Your friends help you live a healthier, happier life.
“Friendships affect our mood, sense of security, life experiences, and health,” says Mac Stanley Cazeau, LMHC, a couples therapist in New York City.
As you get older, you may find that you have less time to nurture friendships. Work, family, and other responsibilities can get in the way. But it’s a priority that’s worthwhile, Cazeau says. “Whether that’s meeting for lunch, responding to texts in a timely fashion, or scheduling a Zoom happy hour, it’s important to set aside time to connect with one another,” he says.
Quality Over Quantity
It’s not about how many friends you have; it’s about the quality of those friendships. Being with people who love and support you helps you live a healthy, happy life.
“As I get older, I definitely subscribe to quality over quantity, devoting my time to the friends that really matter and have the same values,” says Rachel Koller Croft, a 35-year-old writer in Los Angeles. “Time is precious, and I’d rather spend it with the friends that bring out the best in me, make the effort to stay in touch, and are supportive of me.”

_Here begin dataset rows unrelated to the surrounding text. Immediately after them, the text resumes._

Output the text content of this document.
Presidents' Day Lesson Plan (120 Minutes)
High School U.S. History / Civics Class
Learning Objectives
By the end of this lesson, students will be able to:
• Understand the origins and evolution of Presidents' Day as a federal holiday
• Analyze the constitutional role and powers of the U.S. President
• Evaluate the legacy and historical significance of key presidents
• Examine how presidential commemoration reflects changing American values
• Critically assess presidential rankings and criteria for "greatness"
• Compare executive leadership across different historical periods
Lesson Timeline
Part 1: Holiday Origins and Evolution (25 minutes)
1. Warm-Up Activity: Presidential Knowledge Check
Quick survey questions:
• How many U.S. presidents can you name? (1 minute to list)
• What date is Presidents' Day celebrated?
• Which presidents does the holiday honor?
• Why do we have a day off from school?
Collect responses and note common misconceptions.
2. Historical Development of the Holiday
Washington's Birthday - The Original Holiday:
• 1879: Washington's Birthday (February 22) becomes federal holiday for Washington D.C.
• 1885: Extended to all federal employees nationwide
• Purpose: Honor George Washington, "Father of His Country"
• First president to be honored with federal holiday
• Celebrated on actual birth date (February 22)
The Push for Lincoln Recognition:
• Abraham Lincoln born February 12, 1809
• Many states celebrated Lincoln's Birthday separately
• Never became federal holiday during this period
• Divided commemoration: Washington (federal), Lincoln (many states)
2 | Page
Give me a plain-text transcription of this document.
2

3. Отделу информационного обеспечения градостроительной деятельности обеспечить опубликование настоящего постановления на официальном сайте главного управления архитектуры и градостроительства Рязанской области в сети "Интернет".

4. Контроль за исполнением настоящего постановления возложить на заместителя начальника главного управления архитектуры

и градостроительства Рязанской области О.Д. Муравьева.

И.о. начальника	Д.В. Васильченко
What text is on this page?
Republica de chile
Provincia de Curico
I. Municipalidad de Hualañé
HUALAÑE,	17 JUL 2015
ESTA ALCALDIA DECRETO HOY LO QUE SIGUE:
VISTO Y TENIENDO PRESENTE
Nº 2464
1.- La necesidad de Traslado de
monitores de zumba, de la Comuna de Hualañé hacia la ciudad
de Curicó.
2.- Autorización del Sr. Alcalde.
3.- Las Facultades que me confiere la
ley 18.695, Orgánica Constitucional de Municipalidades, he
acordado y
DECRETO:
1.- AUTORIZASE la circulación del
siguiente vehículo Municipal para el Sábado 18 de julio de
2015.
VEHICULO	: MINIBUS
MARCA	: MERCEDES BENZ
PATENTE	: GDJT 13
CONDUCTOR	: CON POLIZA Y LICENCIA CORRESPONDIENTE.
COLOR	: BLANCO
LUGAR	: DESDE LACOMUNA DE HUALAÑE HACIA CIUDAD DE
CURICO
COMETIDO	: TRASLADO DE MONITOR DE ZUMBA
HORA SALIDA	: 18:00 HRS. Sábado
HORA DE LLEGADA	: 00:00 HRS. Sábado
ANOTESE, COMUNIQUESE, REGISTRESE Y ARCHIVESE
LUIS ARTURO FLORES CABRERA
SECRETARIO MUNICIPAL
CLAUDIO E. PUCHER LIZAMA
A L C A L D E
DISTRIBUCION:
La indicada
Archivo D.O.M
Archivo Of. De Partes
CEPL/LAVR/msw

Try these tips to stay connected:
Check in. Even if you’re busy with work and family, take a short break to check in on a friend. It doesn’t have to be a long talk. Simply asking “how are you?” shows that you’re thinking of them.
Schedule a gathering. Set aside time for a weekly or monthly meetup. Go to lunch or dinner. Plan a video call. Catch up on what’s happening in your lives to reconnect and keep your bond strong.
Plan a trip. “I love picking an Airbnb and inviting friends from different parts of my life,” says Sheila McCrink, a 36-year-old public relations professional in Carlsbad, CA. “With my closest group of friends, we do a yearly reunion trip where we can let loose, laugh hysterically, and get some much-needed time together.”
The trip gives everyone something to look forward to and keeps their friendship strong, even though their lives are busy.
How to Be a Good Friend
To keep your relationships strong and healthy, be a good friend. Healthy friendships are reciprocal, with plenty of give-and-take. “Be as good to your friends as you want them to be to you,” Cazeau says.
Try these tips to nurture your friendship:
Be a safe space. Give your friend the freedom to express themselves. “Being a safe space where your friend can share and vent without any judgment can be vital to their mental health,” Cazeau says. Try not to jump in with solutions to their problems. Your friend may simply want to talk about something that’s on their mind.
Be present. Make the time you spend together count. Put away your cell phone. Avoid distractions. Ask questions, and be an active listener. Engage in the conversation. Use good eye contact.
Be kind. Small acts of kindness add up. Tell your friend how much they mean to you, Cazeau says. Celebrate their wins. Remember their birthday with a card or a gift. Try to avoid criticism and negativity, which can pull a friendship down.
Open up. Sharing feelings and experiences brings friends closer by creating intimacy. Show your friend that you trust them by talking freely about what you think and how you feel. This can make your connection deeper.
Be reliable. When your friend knows that they can count on you, it keeps your relationship strong. If you flake out on plans or don’t keep their secrets, it will suffer. Show up on time when you have plans. Do what you say you’ll do. And keep confidential information to yourself.
Curb competitive feelings. “Try not to compare yourself to your friends,” McCrink advises. “This can be really tough, but it’s poisonous to friendships.”
In her 20s, when many of McCrink’s friends got married, she started to feel uncomfortable about being single. “It consumed me to the point where I rushed into a marriage that wasn’t right for me,” she says.
Instead of making comparisons, be your friend’s cheerleader. “Embrace where you are in your own journey and lift your friends up to keep the relationships strong,” McCrink says.
Casual or Long-Distance Friendships
You can nurture all the different kinds of friendships in your life:
Work friends. Try growing friendships at work by greeting people in a friendly way, supporting co-workers, and going to lunch or happy hour together.
Casual acquaintances. Even if you don’t know them well, ask an acquaintance how they’re doing. Congratulate them on their accomplishments. Send a quick text or message. “Social media is perfect for this,” Croft said. Leave a comment or send a direct message to set a starting point for a friendship.
Longtime friends you don’t see often. “Try reaching out more often,” Cazeau says. Plan a call or a visit to catch up. Reminisce about the old days. Talk about what matters to them and to you.
When Things Go Bad
Sometimes, friendships hit a bump in the road. If things go bad and you had a role in it, take responsibility for what you did and apologize, Cazeau says. An open conversation can get you back on track with a solid friendship.
“If you have no desire to rekindle the friendship, take the time and steps to grieve your friendship, and then move on,” Cazeau says.